Iran seeking to return all Achaemenid tablets from US

The deputy head of the Cultural Heritage, Handicrafts and Tourism Organization announced that the permission to return 1,780 tablets from the University of Chicago’s Oriental Institute to Iran has been issued.

Mohammad Hassan Talebian said at a meeting that was held to commemorate the World Museum Day and the Cultural Heritage Week, 'with the help of other institutions, we are seeking permission to return all the tablets of the Achaemenid period'. 

Talebian added, 'The US Supreme Court ordered the return of the tablets, but the Treasury Department did not allow the return of all the tablets.' 

The official noted that Iran has objected to this decision and intends to reinstate all the tablets.

The 300 tablets, made of clay and impressed in cuneiform, record administrative details of the Persian heartland from about 500 B.C. They are among a group of tens of thousands of tablets and tablet fragments that were loaned to the University's Oriental Institute in 1937 to be studied. A group of 179 complete tablets was returned in 1948, and another group of more than 37,000 tablet fragments was returned in 1951.

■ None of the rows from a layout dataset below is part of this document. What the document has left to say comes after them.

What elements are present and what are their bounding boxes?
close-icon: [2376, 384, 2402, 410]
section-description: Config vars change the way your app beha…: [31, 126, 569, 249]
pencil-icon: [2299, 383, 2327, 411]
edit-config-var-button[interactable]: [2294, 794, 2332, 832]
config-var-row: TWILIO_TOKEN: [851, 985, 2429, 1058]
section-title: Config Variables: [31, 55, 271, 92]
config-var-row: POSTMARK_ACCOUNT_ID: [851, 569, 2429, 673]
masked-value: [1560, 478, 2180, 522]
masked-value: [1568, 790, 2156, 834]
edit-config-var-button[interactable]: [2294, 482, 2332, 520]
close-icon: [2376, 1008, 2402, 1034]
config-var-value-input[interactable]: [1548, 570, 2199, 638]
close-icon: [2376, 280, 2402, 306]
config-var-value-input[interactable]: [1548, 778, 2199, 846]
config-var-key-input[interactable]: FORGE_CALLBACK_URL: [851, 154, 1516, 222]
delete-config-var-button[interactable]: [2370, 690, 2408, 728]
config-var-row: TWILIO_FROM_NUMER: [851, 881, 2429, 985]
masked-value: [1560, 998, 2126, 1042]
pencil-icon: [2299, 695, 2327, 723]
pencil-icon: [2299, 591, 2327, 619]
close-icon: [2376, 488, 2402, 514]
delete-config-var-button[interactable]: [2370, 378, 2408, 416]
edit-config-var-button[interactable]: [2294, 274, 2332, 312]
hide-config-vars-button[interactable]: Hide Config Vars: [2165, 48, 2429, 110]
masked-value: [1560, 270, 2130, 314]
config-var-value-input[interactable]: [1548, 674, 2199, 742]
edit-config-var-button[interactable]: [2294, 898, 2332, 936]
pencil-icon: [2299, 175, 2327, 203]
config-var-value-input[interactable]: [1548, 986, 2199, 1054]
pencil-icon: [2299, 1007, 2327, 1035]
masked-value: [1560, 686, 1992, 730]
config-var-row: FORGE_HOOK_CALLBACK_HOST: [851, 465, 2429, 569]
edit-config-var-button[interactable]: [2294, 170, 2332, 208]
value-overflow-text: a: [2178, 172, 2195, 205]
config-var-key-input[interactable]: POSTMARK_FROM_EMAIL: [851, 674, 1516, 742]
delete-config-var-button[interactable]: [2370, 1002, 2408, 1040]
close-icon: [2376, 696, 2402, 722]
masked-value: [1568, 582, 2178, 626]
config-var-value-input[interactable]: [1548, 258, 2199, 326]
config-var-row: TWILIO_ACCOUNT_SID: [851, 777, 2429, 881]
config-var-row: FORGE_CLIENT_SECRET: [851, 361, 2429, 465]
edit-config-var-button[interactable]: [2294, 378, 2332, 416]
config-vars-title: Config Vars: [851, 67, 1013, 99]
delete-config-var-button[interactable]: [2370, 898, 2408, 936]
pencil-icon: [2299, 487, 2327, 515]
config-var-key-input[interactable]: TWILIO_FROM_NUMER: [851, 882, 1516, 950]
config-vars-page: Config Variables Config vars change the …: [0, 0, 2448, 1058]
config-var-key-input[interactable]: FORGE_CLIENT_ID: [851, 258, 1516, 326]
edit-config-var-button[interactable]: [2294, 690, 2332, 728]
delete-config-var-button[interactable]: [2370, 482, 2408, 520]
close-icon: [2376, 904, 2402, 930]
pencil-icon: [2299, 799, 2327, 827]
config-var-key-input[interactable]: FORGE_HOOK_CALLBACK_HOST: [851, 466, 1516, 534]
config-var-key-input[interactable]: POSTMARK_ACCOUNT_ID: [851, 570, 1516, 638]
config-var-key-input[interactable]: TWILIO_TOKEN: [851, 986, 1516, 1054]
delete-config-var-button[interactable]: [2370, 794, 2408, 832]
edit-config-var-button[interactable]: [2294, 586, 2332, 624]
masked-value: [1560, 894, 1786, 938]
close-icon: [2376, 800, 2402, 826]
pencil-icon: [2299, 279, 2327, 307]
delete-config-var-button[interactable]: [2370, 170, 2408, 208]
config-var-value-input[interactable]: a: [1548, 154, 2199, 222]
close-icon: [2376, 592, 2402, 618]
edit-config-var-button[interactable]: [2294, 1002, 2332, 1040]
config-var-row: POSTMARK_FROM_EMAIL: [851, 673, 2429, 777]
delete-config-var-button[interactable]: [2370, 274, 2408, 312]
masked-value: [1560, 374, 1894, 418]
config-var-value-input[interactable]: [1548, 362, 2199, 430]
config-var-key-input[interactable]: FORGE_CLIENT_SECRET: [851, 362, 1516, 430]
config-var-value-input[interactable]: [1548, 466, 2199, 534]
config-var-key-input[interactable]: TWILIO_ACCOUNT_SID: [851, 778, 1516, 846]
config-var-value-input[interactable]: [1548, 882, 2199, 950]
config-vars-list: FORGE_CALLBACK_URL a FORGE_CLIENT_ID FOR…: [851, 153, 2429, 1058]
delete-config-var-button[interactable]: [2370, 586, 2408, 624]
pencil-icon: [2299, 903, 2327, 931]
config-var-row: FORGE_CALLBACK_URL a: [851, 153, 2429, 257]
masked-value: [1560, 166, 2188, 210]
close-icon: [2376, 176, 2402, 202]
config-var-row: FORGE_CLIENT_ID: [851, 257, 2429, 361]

The tablets have been difficult to read because information about the Persian Empire had been largely limited to non-Persian sources. That non-Persian information came from Greek writers such as Herodotus and Latin authors, and mostly concerns encounters between the Persian Empire and Greek states, encounters of warfare, and diplomacy. Information from the tablets provided one of the first opportunities to gather data on the empire from Persian sources.

University of Chicago archaeologists discovered the tablets in 1933 while excavating in Persepolis, the capital of the Persian Empire and the site of a major Oriental Institute excavation. 

The institute has resumed work in collaboration with colleagues in Iran, and the return of the tablets is part of a broadening of contacts between scholars in the two countries, said Gil Stein, Director of the Oriental Institute.